TACJu / TransFG

This is the official PyTorch implementation of the paper "TransFG: A Transformer Architecture for Fine-grained Recognition" (Ju He, Jie-Neng Chen, Shuai Liu, Adam Kortylewski, Cheng Yang, Yutong Bai, Changhu Wang, Alan Yuille).
MIT License
382 stars 88 forks source link

Batch_size is 16 or 64? #15

Open qilong-zhang opened 3 years ago

qilong-zhang commented 3 years ago

Hi @TACJu, I notice you apply DDP with 4 GPUs in train.py. Therefore, if the batch_size in args is set to 16, then the overall batch_size will be 16x4=64. However, in your paper, you say that the batch_size is 16. I also try batch_size 16x4 on Tesla V100, but OOM will be raised, so I wonder batch_size is 16 means 16 or 64? thanks!

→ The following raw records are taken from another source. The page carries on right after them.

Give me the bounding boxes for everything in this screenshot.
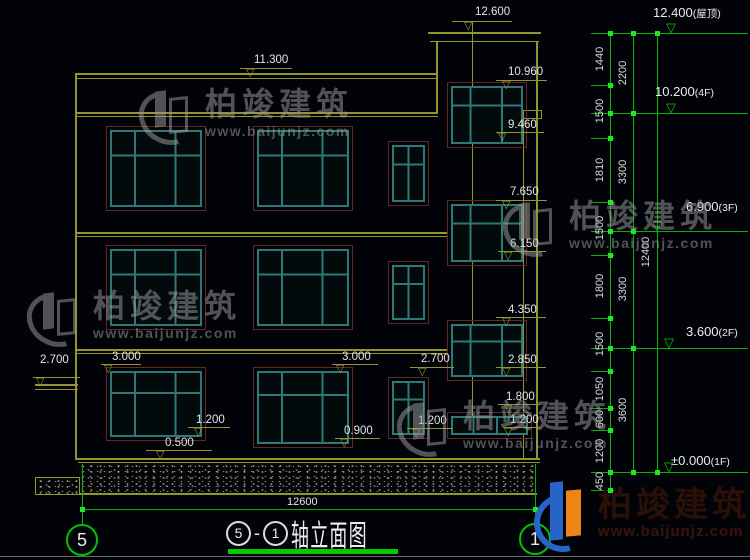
dim-node: [608, 316, 613, 321]
window-4f-small: [388, 141, 429, 206]
elevation-label: 2.700: [40, 354, 69, 366]
triangle-down-icon: ▽: [666, 101, 676, 114]
dim-node: [655, 31, 660, 36]
watermark-name: 柏竣建筑: [205, 87, 353, 122]
watermark: 柏竣建筑www.baijunjz.com: [26, 286, 241, 344]
title-dash: -: [254, 523, 260, 544]
window-glass: [257, 249, 349, 326]
floor-band-3f-line: [75, 232, 447, 234]
dim-node: [631, 31, 636, 36]
sheet-edge-line: [0, 556, 750, 557]
axis-number: 1: [272, 525, 280, 541]
elevation-label: 9.460: [508, 119, 537, 131]
dim-node: [608, 136, 613, 141]
elevation-label: 1.200: [196, 414, 225, 426]
window-glass: [257, 371, 349, 444]
watermark-logo-icon: [26, 286, 84, 344]
dim-value: 3300: [617, 257, 629, 321]
elevation-label: 0.900: [344, 425, 373, 437]
window-3f-b: [253, 245, 353, 330]
tower-coping-bottom-line: [430, 41, 539, 42]
elevation-label: 11.300: [254, 54, 288, 66]
floor-band-3f-line2: [75, 236, 447, 237]
axis-number: 5: [77, 530, 87, 551]
level-label-4f: 10.200(4F): [655, 84, 714, 99]
window-glass: [392, 265, 425, 320]
title-axis-circle-1: 1: [263, 521, 288, 546]
triangle-down-icon: ▽: [194, 427, 202, 438]
tower-left-wall-line: [436, 41, 438, 112]
triangle-down-icon: ▽: [36, 377, 44, 388]
level-label-1f: ±0.000(1F): [671, 453, 730, 468]
cad-elevation-drawing: 12.600 ▽ 11.300 ▽ 10.960 ▽ 9.460 ▽ 7.650…: [0, 0, 750, 560]
dim-value: 2200: [617, 41, 629, 105]
triangle-down-icon: ▽: [340, 438, 348, 449]
level-label-2f: 3.600(2F): [686, 324, 738, 339]
elevation-label: 10.960: [508, 66, 543, 78]
level-suffix: (2F): [719, 327, 738, 339]
level-suffix: (3F): [719, 202, 738, 214]
dim-node: [608, 83, 613, 88]
watermark-logo-icon: [138, 84, 196, 142]
window-glass: [451, 86, 523, 144]
wall-base-line: [75, 458, 540, 460]
elevation-label: 0.500: [165, 437, 194, 449]
triangle-down-icon: ▽: [502, 317, 510, 328]
watermark: 柏竣建筑www.baijunjz.com: [138, 84, 353, 142]
window-glass: [451, 324, 523, 377]
tower-coping-top-line: [428, 32, 541, 34]
watermark-name: 柏竣建筑: [93, 289, 241, 324]
window-2f-a: [106, 367, 206, 441]
triangle-down-icon: ▽: [156, 450, 164, 461]
elevation-label: 2.700: [421, 353, 450, 365]
watermark-url: www.baijunjz.com: [205, 123, 353, 139]
bottom-dim-line: [82, 509, 536, 510]
elevation-label: 3.000: [112, 351, 141, 363]
dim-value: 1810: [594, 138, 606, 202]
brand-url: www.baijunjz.com: [598, 523, 750, 540]
watermark-url: www.baijunjz.com: [93, 325, 241, 341]
level-suffix: (1F): [711, 456, 730, 468]
dim-value: 3300: [617, 140, 629, 204]
elevation-label: 4.350: [508, 304, 537, 316]
window-stair-4f: [447, 82, 527, 148]
triangle-down-icon: ▽: [464, 21, 472, 32]
triangle-down-icon: ▽: [104, 364, 112, 375]
watermark-logo-icon: [502, 196, 560, 254]
window-3f-small: [388, 261, 429, 324]
title-axis-circle-5: 5: [226, 521, 251, 546]
left-wall-line: [75, 73, 77, 460]
triangle-down-icon: ▽: [336, 364, 344, 375]
watermark: 柏竣建筑www.baijunjz.com: [502, 196, 717, 254]
triangle-down-icon: ▽: [418, 367, 426, 378]
elevation-label: 12.600: [475, 6, 510, 18]
window-glass: [392, 145, 425, 202]
dim-value: 1500: [594, 79, 606, 143]
window-2f-b: [253, 367, 353, 448]
window-stair-2f: [447, 320, 527, 381]
level-suffix: (屋顶): [693, 8, 721, 20]
ground-hatch-left-step: [35, 477, 80, 495]
level-value: 3.600: [686, 324, 719, 339]
triangle-down-icon: ▽: [246, 68, 254, 79]
dim-node: [80, 507, 85, 512]
brand-logo: 柏竣建筑www.baijunjz.com: [536, 472, 750, 556]
level-suffix: (4F): [695, 87, 714, 99]
triangle-down-icon: ▽: [502, 80, 510, 91]
axis-number: 5: [235, 525, 243, 541]
dim-node: [631, 111, 636, 116]
dim-value: 1800: [594, 254, 606, 318]
dim-node: [631, 346, 636, 351]
elevation-label: 3.000: [342, 351, 371, 363]
elevation-leader-line: [410, 367, 454, 368]
level-value: 10.200: [655, 84, 695, 99]
ground-hatch: [78, 463, 537, 495]
dim-value: 3600: [617, 378, 629, 442]
dim-node: [608, 369, 613, 374]
brand-name: 柏竣建筑: [598, 488, 750, 524]
dim-node: [608, 111, 613, 116]
watermark-url: www.baijunjz.com: [463, 435, 611, 451]
bottom-width-value: 12600: [287, 496, 318, 508]
parapet-bottom-line: [75, 78, 438, 79]
axis-bubble-5: 5: [66, 524, 98, 556]
level-value: ±0.000: [671, 453, 711, 468]
parapet-top-line: [75, 73, 438, 75]
watermark-logo-icon: [396, 396, 454, 454]
dim-node: [608, 31, 613, 36]
title-underline: [228, 549, 398, 554]
watermark-name: 柏竣建筑: [463, 399, 611, 434]
triangle-down-icon: ▽: [498, 132, 506, 143]
brand-logo-icon: [536, 472, 590, 556]
watermark-name: 柏竣建筑: [569, 199, 717, 234]
triangle-down-icon: ▽: [664, 336, 674, 349]
dim-node: [608, 346, 613, 351]
level-label-roof: 12.400(屋顶): [653, 5, 721, 21]
axis-line-left: [82, 464, 83, 524]
elevation-leader-line: [452, 21, 512, 22]
canopy-bottom-line: [35, 389, 78, 390]
level-value: 12.400: [653, 5, 693, 20]
watermark-url: www.baijunjz.com: [569, 235, 717, 251]
triangle-down-icon: ▽: [666, 21, 676, 34]
watermark: 柏竣建筑www.baijunjz.com: [396, 396, 611, 454]
triangle-down-icon: ▽: [502, 367, 510, 378]
elevation-label: 2.850: [508, 354, 537, 366]
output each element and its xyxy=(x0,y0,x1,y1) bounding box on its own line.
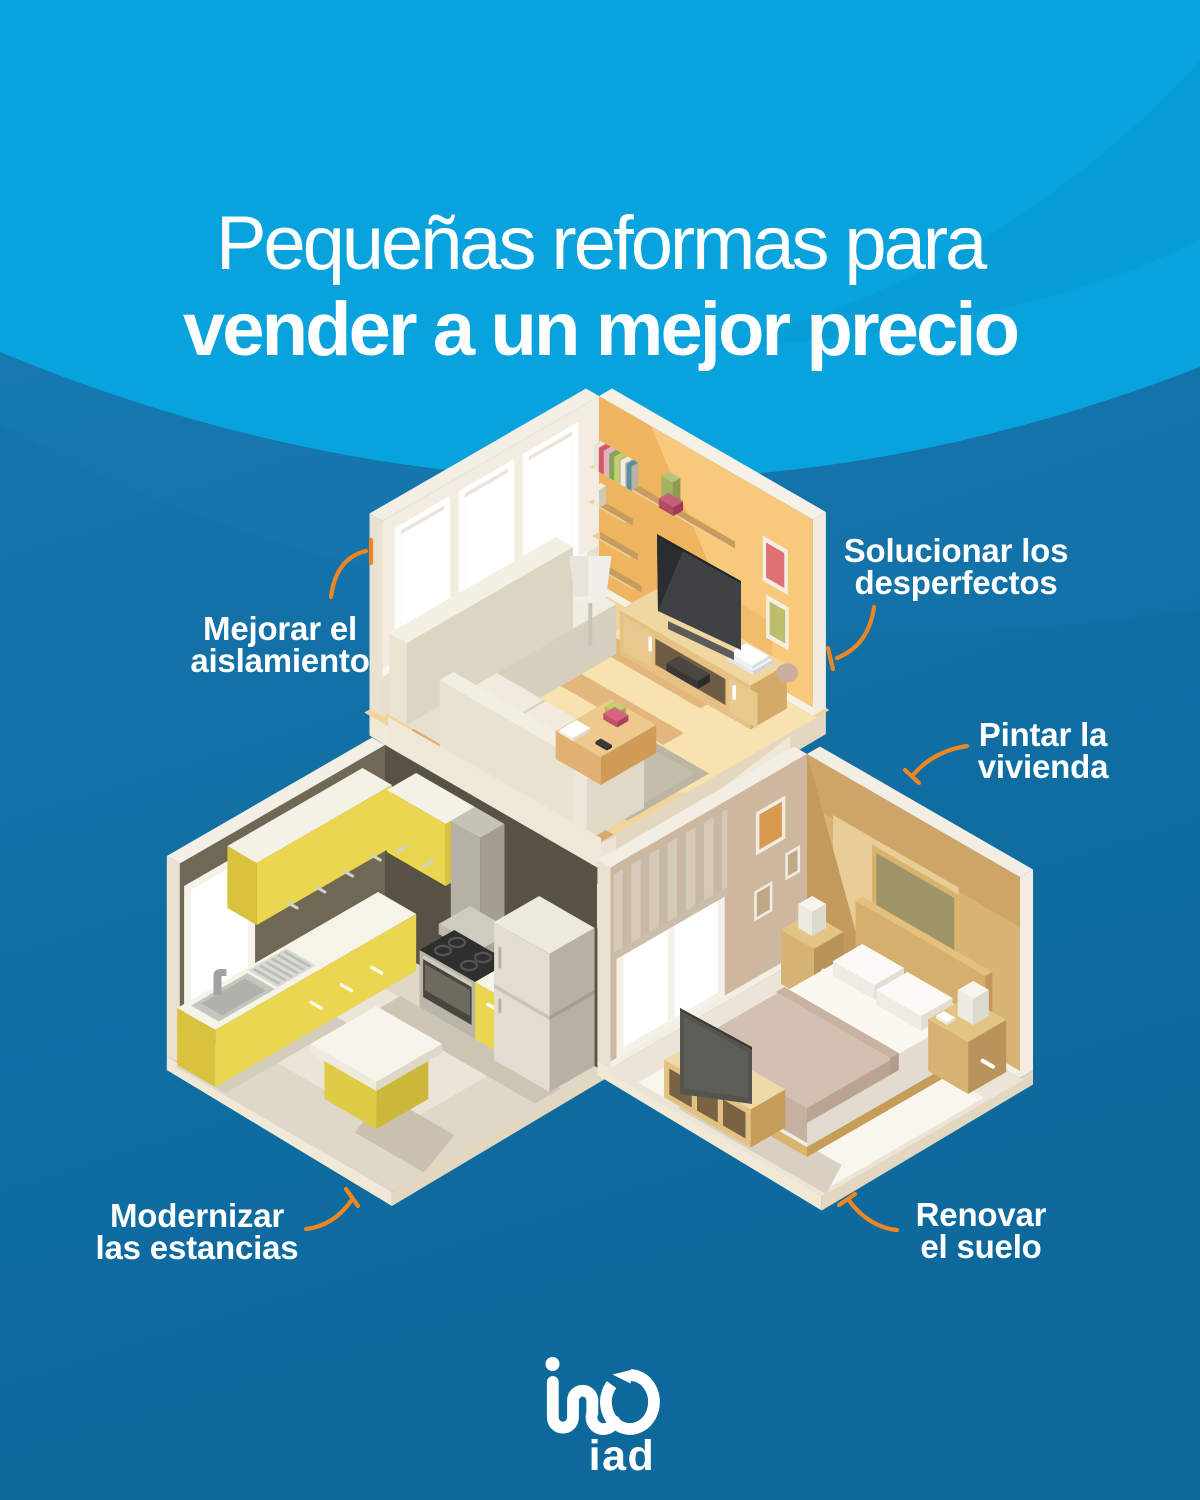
svg-text:el suelo: el suelo xyxy=(920,1228,1041,1265)
svg-text:vivienda: vivienda xyxy=(978,748,1109,785)
svg-text:Pequeñas reformas para: Pequeñas reformas para xyxy=(216,201,988,286)
svg-text:vender a un mejor precio: vender a un mejor precio xyxy=(183,287,1018,372)
svg-text:aislamiento: aislamiento xyxy=(190,642,369,679)
svg-text:las estancias: las estancias xyxy=(96,1229,299,1266)
svg-text:iad: iad xyxy=(589,1432,656,1480)
svg-text:desperfectos: desperfectos xyxy=(854,564,1057,601)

slothfulxtx commented 2 years ago

Maybe the batch_size is 16*4 = 64. I run the code with batch_size=4*4 , and the accuracy on the CUB_200_2011 dataset is only 90.9\%. After changing the batch_size to 4*8 (limited by memory, 4*16 cause OOM on my server with 4 RTX3090 GPUs), the accuracy raises up to 91.4\%.